In, The Cross of Christ, Stott discusses why even some Evangelicals are stepping back from the “shocking” record of what happened at Calvary. I get the impression that many find it more comfortable to Imagine the physical ordeal than to probe the significance of Jesus being ‘made sin for us.” (By the way: two of Walter Wangerin’s devotional readings make that moment live in ways intended to make us stand in uncomfortable awe.) As for Stott, he highlights four accomplishments of Christ at Calvary. These give us cause to declare, “God forbid that I should glory except in the cross of our Lord Jesus Christ.” He relates those four accomplishments to four buildings involved in our salvation experience: a Temple – Atonement; a marketplace – Redemption; a courtroom – Justification, and, a household – reconciliation. And it is the theme of that fourth building (a household) which is picked up by the second of the pair of books. 

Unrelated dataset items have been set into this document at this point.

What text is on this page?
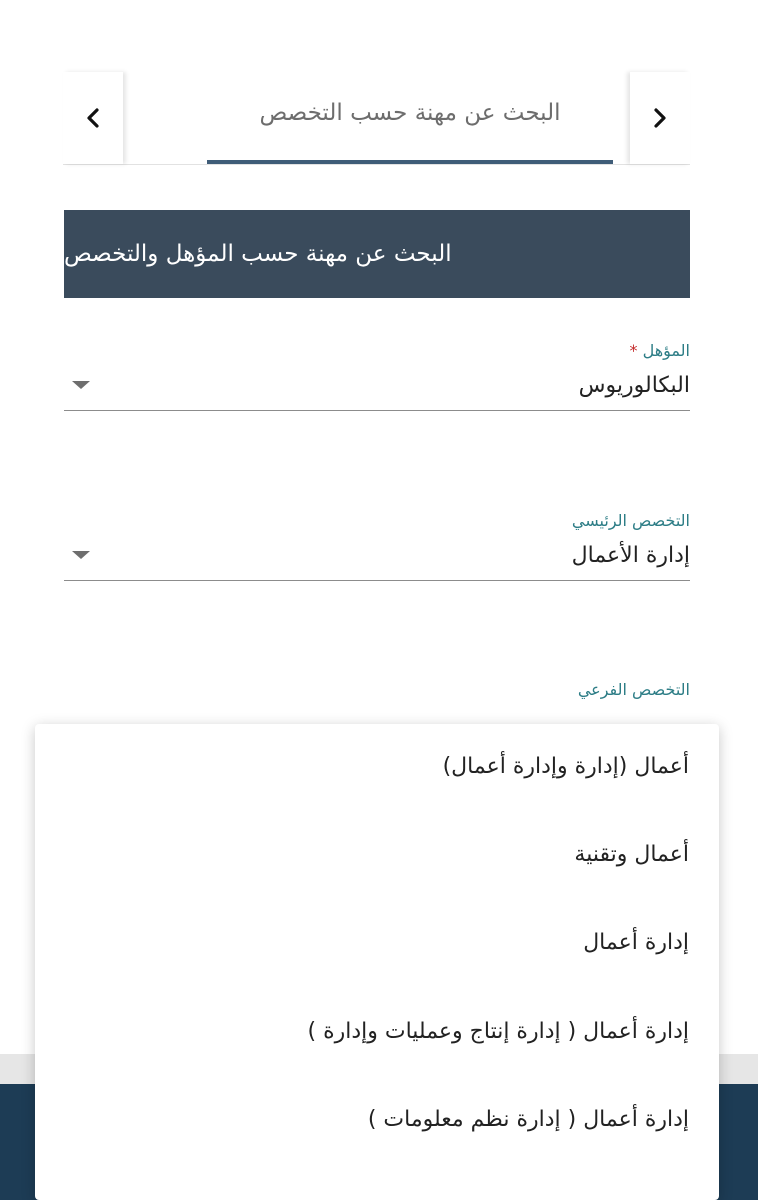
البحث عن مهنة حسب التخصص
البحث عن مهنة حسب المؤهل والتخصص
المؤهل *
البكالوريوس
التخصص الرئيسي
إدارة الأعمال
التخصص الفرعي
أعمال (إدارة وإدارة أعمال)
أعمال وتقنية
إدارة أعمال
إدارة أعمال ( إدارة إنتاج وعمليات وإدارة )
إدارة أعمال ( إدارة نظم معلومات )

Gentle and Lowly by Dane C. Ortlund. 2020 Crossway 

Of the four buildings cited by Stott, the fourth speaks of a living relationship. And it is that relationship which Ortlund seeks to expose in Gentle and Lowly. He wants the believer in Christ to understand God’s heart toward believers. He is not writing about wooing the lost with God-loves-everybody-ism. Rather, he is inviting believers to probe and take courage in the fact that God does actually love us. To do so he takes us through twenty-three texts from God’s Word which invite us to hear the beating of His heart. To do this he begins the search with Matthew 11:28-29. There Jesus describes himself as “gentle and lowly.” In these days when we must double down on the message of God’s wrath against sin, there will be a need to dig deep into the truth of God’s heart for his sheep whether they be “squeaky clean” or struggling, discouraged, and thinking their well of grace and mercy has run dry. I strongly recommend this book, as do such folks as D. A. Carson, Rosaria Butterfield, Paul David Tripp, and Nancy DeMoss.

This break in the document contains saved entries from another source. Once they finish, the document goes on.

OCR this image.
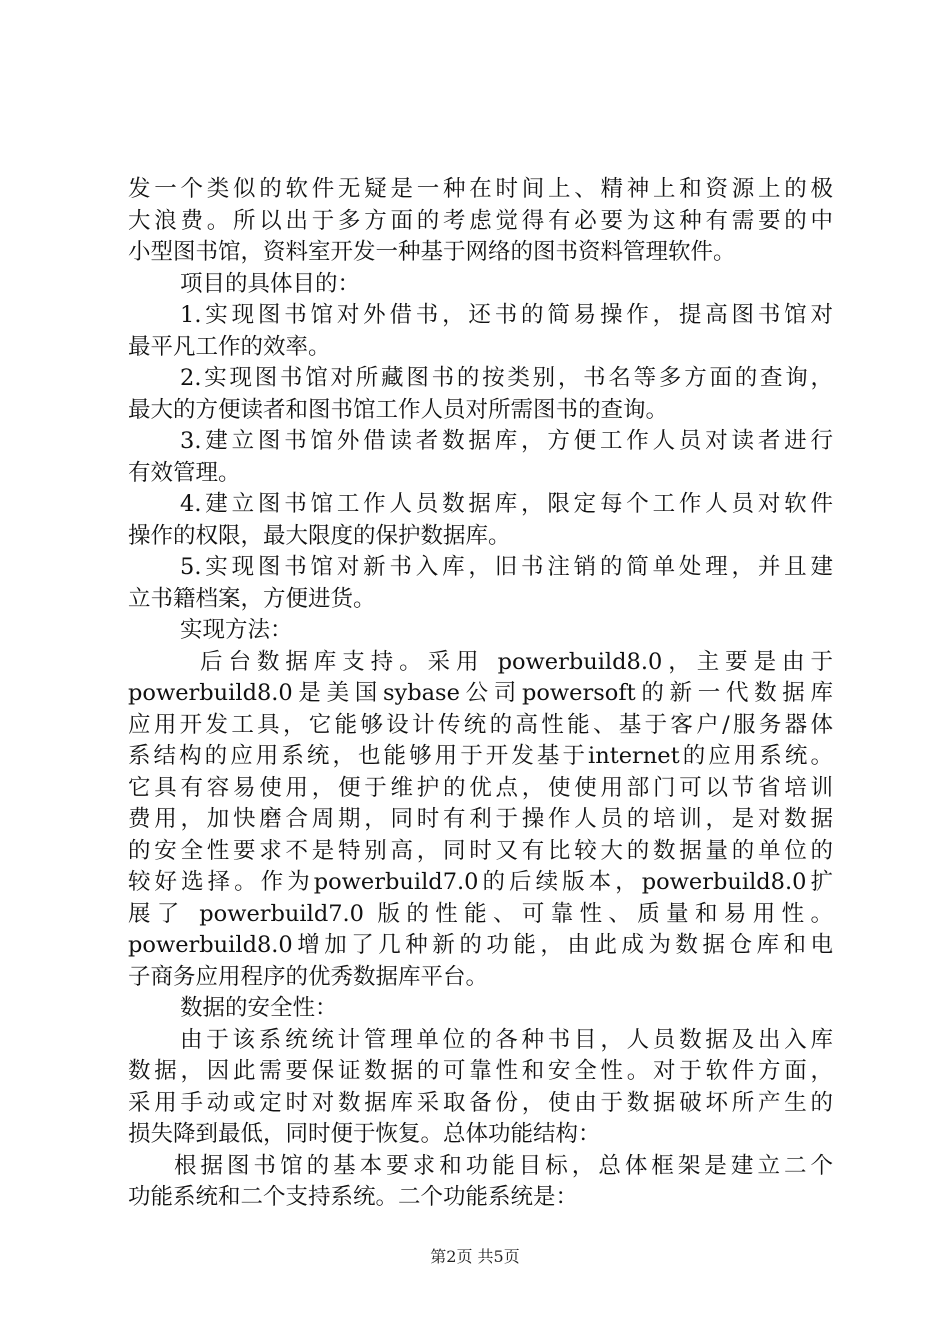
发一个类似的软件无疑是一种在时间上、精神上和资源上的极
大浪费。所以出于多方面的考虑觉得有必要为这种有需要的中
小型图书馆，资料室开发一种基于网络的图书资料管理软件。
项目的具体目的：
1.实现图书馆对外借书，还书的简易操作，提高图书馆对
最平凡工作的效率。
2.实现图书馆对所藏图书的按类别，书名等多方面的查询，
最大的方便读者和图书馆工作人员对所需图书的查询。
3.建立图书馆外借读者数据库，方便工作人员对读者进行
有效管理。
4.建立图书馆工作人员数据库，限定每个工作人员对软件
操作的权限，最大限度的保护数据库。
5.实现图书馆对新书入库，旧书注销的简单处理，并且建
立书籍档案，方便进货。
实现方法：
后台数据库支持。采用 powerbuild8.0，主要是由于
powerbuild8.0是美国sybase公司powersoft的新一代数据库
应用开发工具，它能够设计传统的高性能、基于客户/服务器体
系结构的应用系统，也能够用于开发基于internet的应用系统。
它具有容易使用，便于维护的优点，使使用部门可以节省培训
费用，加快磨合周期，同时有利于操作人员的培训，是对数据
的安全性要求不是特别高，同时又有比较大的数据量的单位的
较好选择。作为powerbuild7.0的后续版本，powerbuild8.0扩
展了 powerbuild7.0 版的性能、可靠性、质量和易用性。
powerbuild8.0增加了几种新的功能，由此成为数据仓库和电
子商务应用程序的优秀数据库平台。
数据的安全性：
由于该系统统计管理单位的各种书目，人员数据及出入库
数据，因此需要保证数据的可靠性和安全性。对于软件方面，
采用手动或定时对数据库采取备份，使由于数据破坏所产生的
损失降到最低，同时便于恢复。总体功能结构：
根据图书馆的基本要求和功能目标，总体框架是建立二个
功能系统和二个支持系统。二个功能系统是：
第2页 共5页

Awake My Heart by J. Sidlow Baxter. 1960/1994 Kregel Publications 

This book is actually a daily devotional for a year. So, I'm a quarter of a year through it. The book was recommended by a great friend, and I cannot thank him enough. Baxter speaks the language of the first years of my faith in Christ, and I find them to be amazingly refreshing and pertinent sixty-plus years later. 

That leaves: Get Out of Your Head, by Jennie Allen. 2020 Waterbrook / Random House 

This proved, for me, to be a very worthwhile read after a year-long pandemic. If you find yourself becoming ingrown in your thinking, distracted by a host of controlling habits of the mind, Ms Allen brings frankness and the heart of God into the guidelines for claiming the ability to change as new creatures in Christ. I will warn you, though, that I did find her outline to be difficult to remember and easy to lose track of in its development. It would be good to bookmark the table of contents at the beginning, and refer back to it as a kind of GPS for the book.